At 8:42 on the night of Sept. 22, 2010, Tyler posted a simple message on Facebook: "Jumping off the G.W. Bridge - sorry."

"The last thing on his computer, before he left for New York, were these posts of people making fun and jokes at him, about him, about a really private, private moment that should've remained that way," said Jane.

Molly Wei entered a plea agreement and avoided prosecution. But in March 2012, Dharun Ravi -- who was never charged with causing Tyler's death -- was convicted on 15 counts, including bias intimidation (a hate crime). He was sentenced to 30 days in jail and was released after 20. The case is still on appeal by both sides.

Tyler's parents told Moriarty that his roommate never reached out to either one of them to apologize.

When asked to describe what her family has been through over the last five years, Jane said there is no way to describe it: "For me, the journey has been as if I've been in a fog, a really, really deep fog. I would say it only started lifting last year, in the spring of 2014. And it's been in that time, that I needed to try to pull my life back together, 'cause it was shattered into a million pieces."

The way the Clementis have put their lives back together is by speaking out against cyber bullying, raising awareness and money.
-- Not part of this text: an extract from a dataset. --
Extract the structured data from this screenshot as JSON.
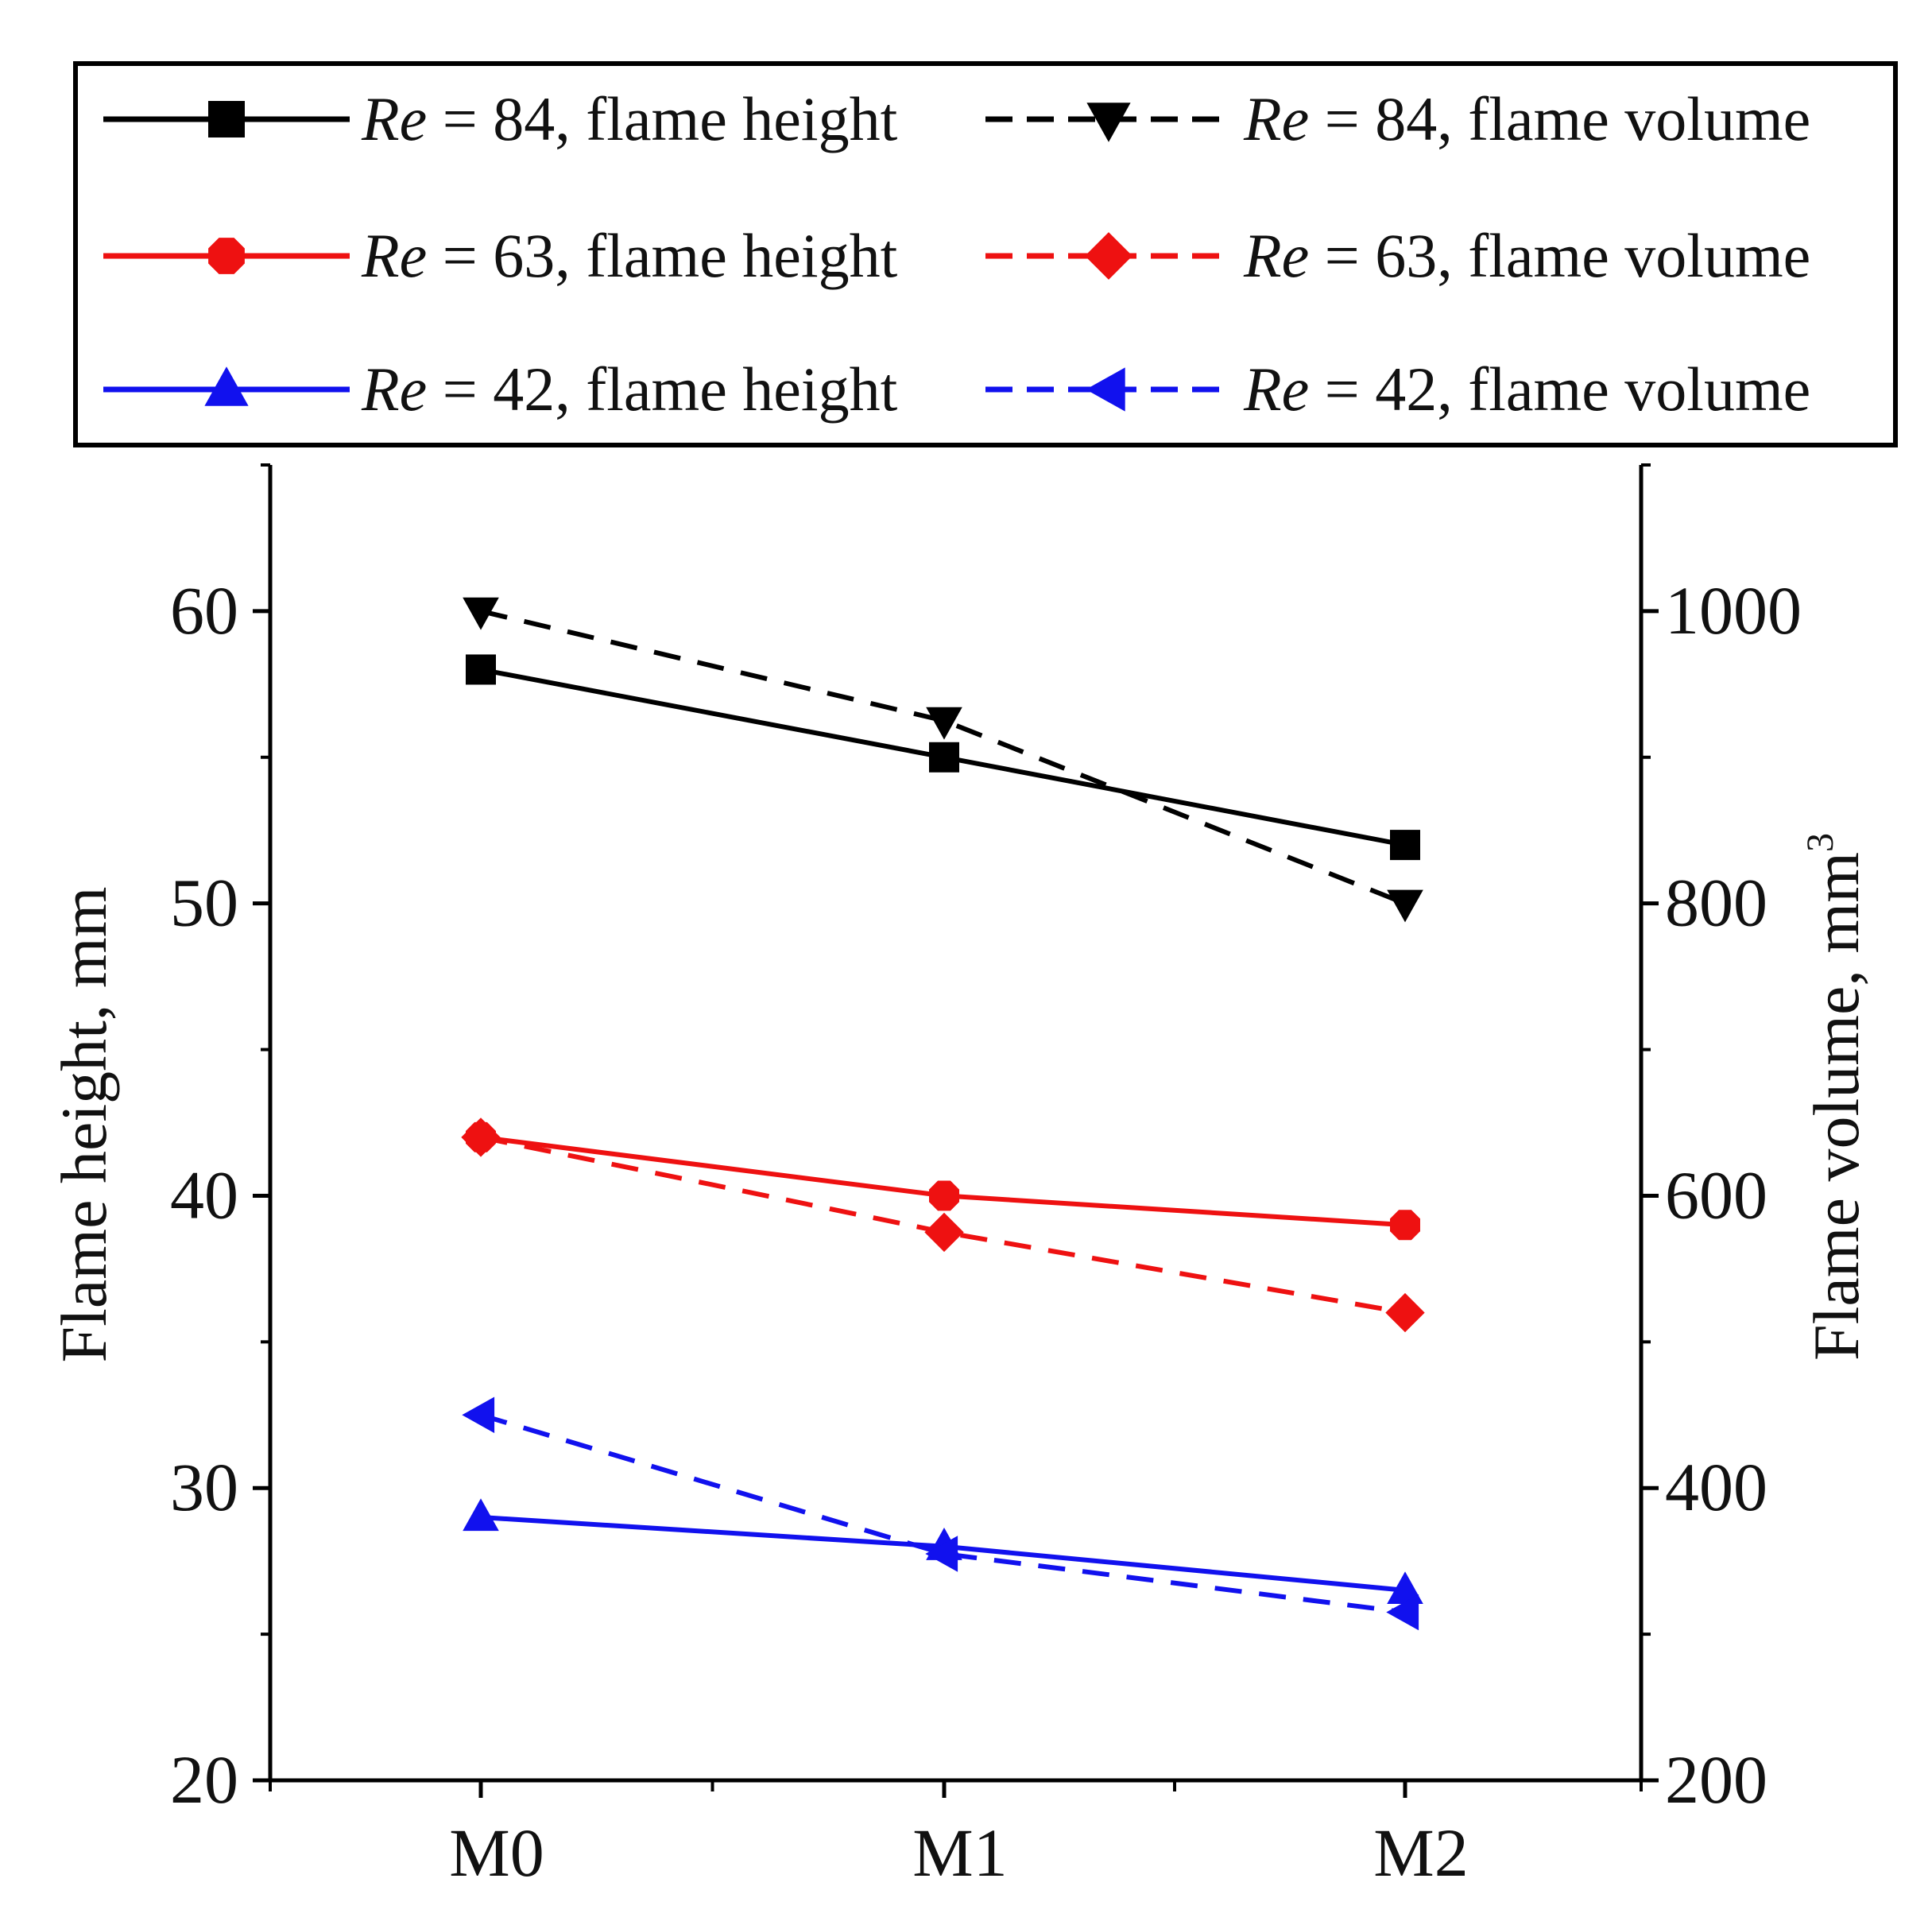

Four years ago, they established the Tyler Clementi Foundation, led today by Sean Kosofsky.

"What we're trying to do is end online and offline bullying -- in schools, workplaces and faith communities," Kosofsky said.

This week the foundation will roll out a new campaign called Day 1. "It's premised on the idea that if you stand up on the first day of school, the first day of work or the first day on a sports team and say, 'You will never treat anyone here differently because of who they love, how they dress or what their body looks like. There will be consequences for that,' that is powerful," said Kosofsky. "A lot of young people do not hear a person in authority make a clear statement about what is expected of them or what won't be tolerated."

They are focusing not on bullies, but also on the witnesses, asking bystanders to become what they call "upstanders" by reporting bullying.

Jane herself feels she was a bystander at the church she once loved, and has since left. "We were going to schools and the workplaces and telling people to be upstanders and to not be passive, and that's what I felt, like I was just going and sitting in the pew and being passive," she said.

"I know that when Tyler told me he was gay, what I really wanted was a person of faith, another Christian mom, to go and talk to. But, you know, no one in my faith community ever talked about having a gay child. No one had a gay relative; there was no 'gay' in our church! And until families come out and can be found, you can't help each other."

When asked what they tell other parents, Joe Clementi said, "Don't underestimate what your child is going through. Even though you may not think it's a big deal, they may think it's the end of the world."

This September will mark five years since Tyler's death. When asked if it will be a particularly difficult anniversary, both Joe replied that "Every one is tough."

"I can't even think that far ahead," said Jane. "Whenever I start thinking too far ahead like that, I just get into such a deep, sad place, that I've learned to try to stay present in the moment."

"You're not completely healed?"

"No. Not even near healed," she said. "I don't know what healed will be like. I don't know that there is a word for healing. I think it's learning to live through the pain."